The cup of our breath fills and then spills, drinking in a tea of everything and then releasing it. Every breath is freshness and release. Every breath is freedom. Our breathing is beautiful and natural. Any yet, the 600 + breaths per hour have little “room”—little presence—in the cup of our everyday consciousness.
A part of the appeal of body-mind practices is their
symmetry with the breath, and for bringing the breath consciously inside the
practice. These practices offer
the opportunity to spill our cup, and to see that the tea is simply refreshed,
and that nothing is really lost.
When we spill the cup, nothing is wasted. We drink the tea just as we drink the breath.
And when we finish the body-mind practice, the shift back to
the everyday does not have to be abrupt.
By returns to body-mind practice and the restoration we experience
there, there can be a growing sense that there is really no end and beginning,
no coming and going between body-mind practice and the everyday.
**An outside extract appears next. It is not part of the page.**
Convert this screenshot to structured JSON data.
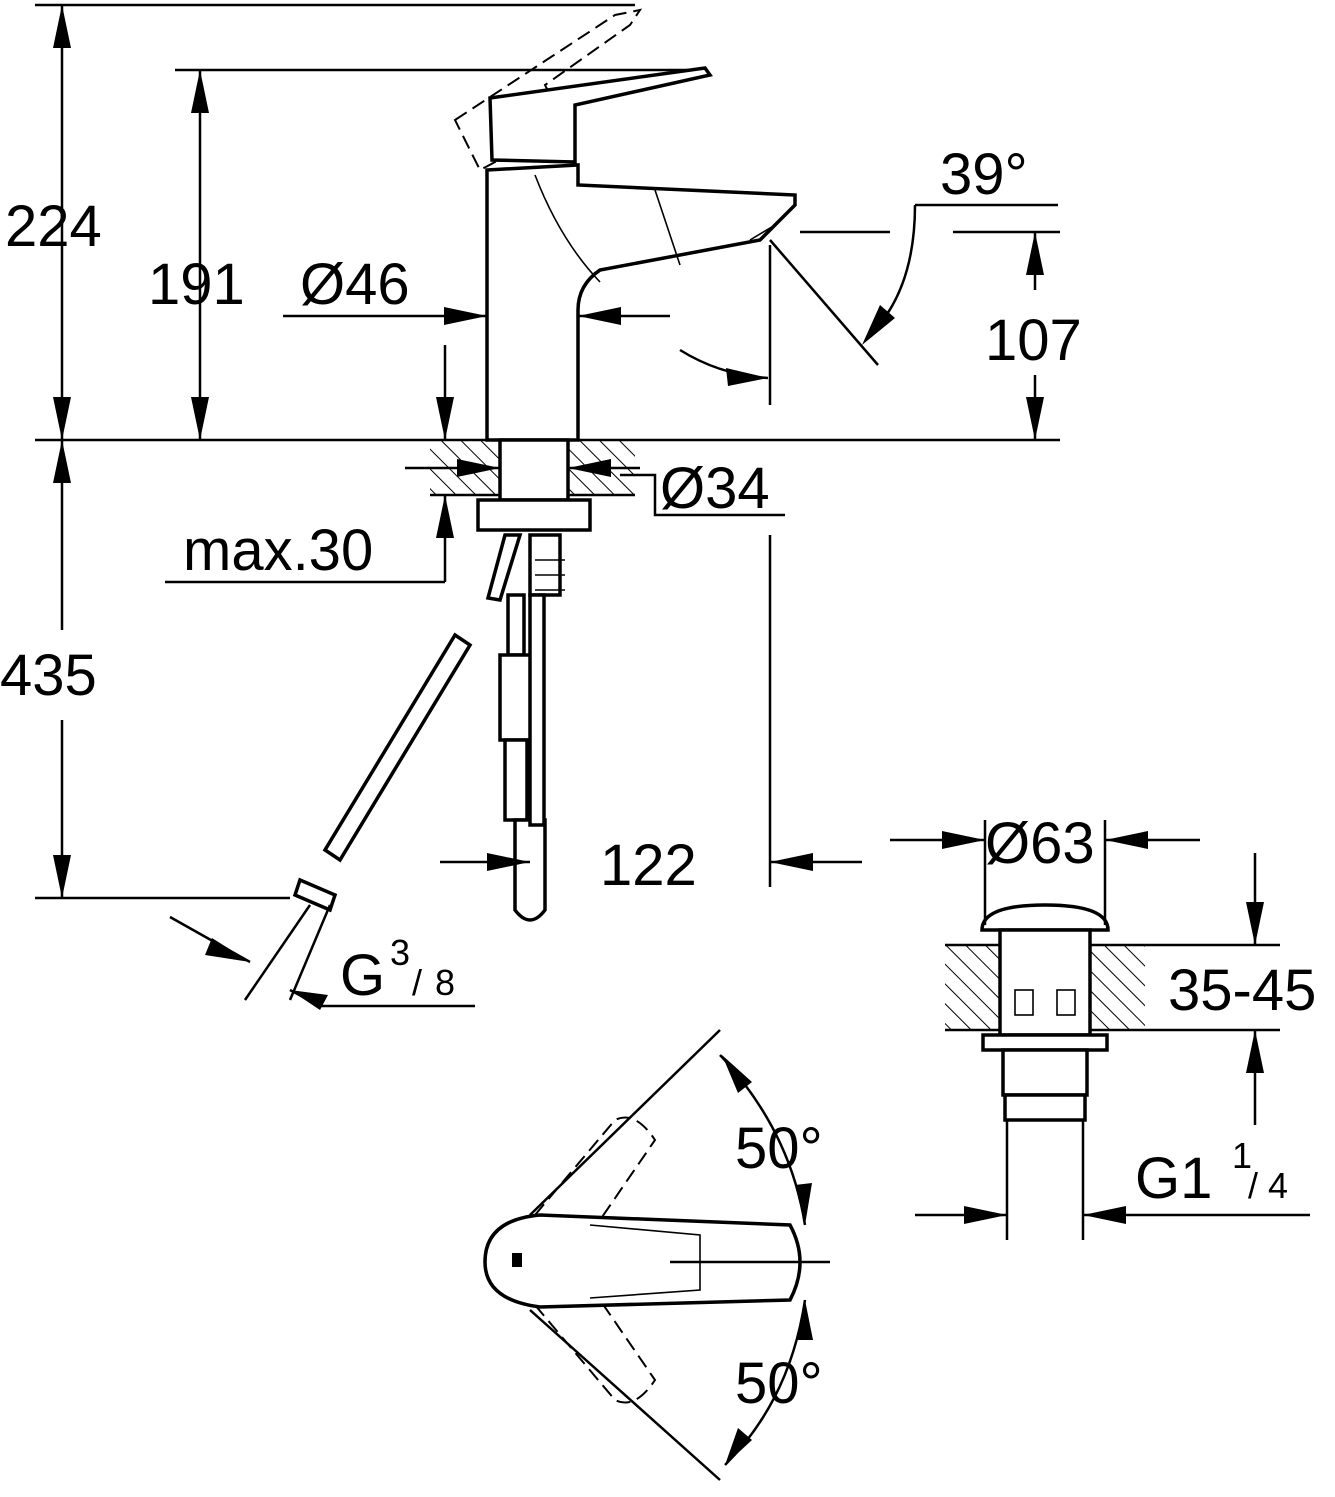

The spilling of the cup can continue,
so that there is synchronicity between the practice and the everyday and the
breath, rather than abrupt boundaries.
Our cup of everyday can be wondrous when we drink from it
rather than fill it to the brim with no room left. When we drink the tea that is present, there might be room
for a tea comprised one moment of the chatter of sparrows and then, in the
following moment, sun-patterns on the wall. There might be room for the voice of someone right next to
us, or for some need in us that calls out to us but for which there has seemed
to never be enough room, enough time.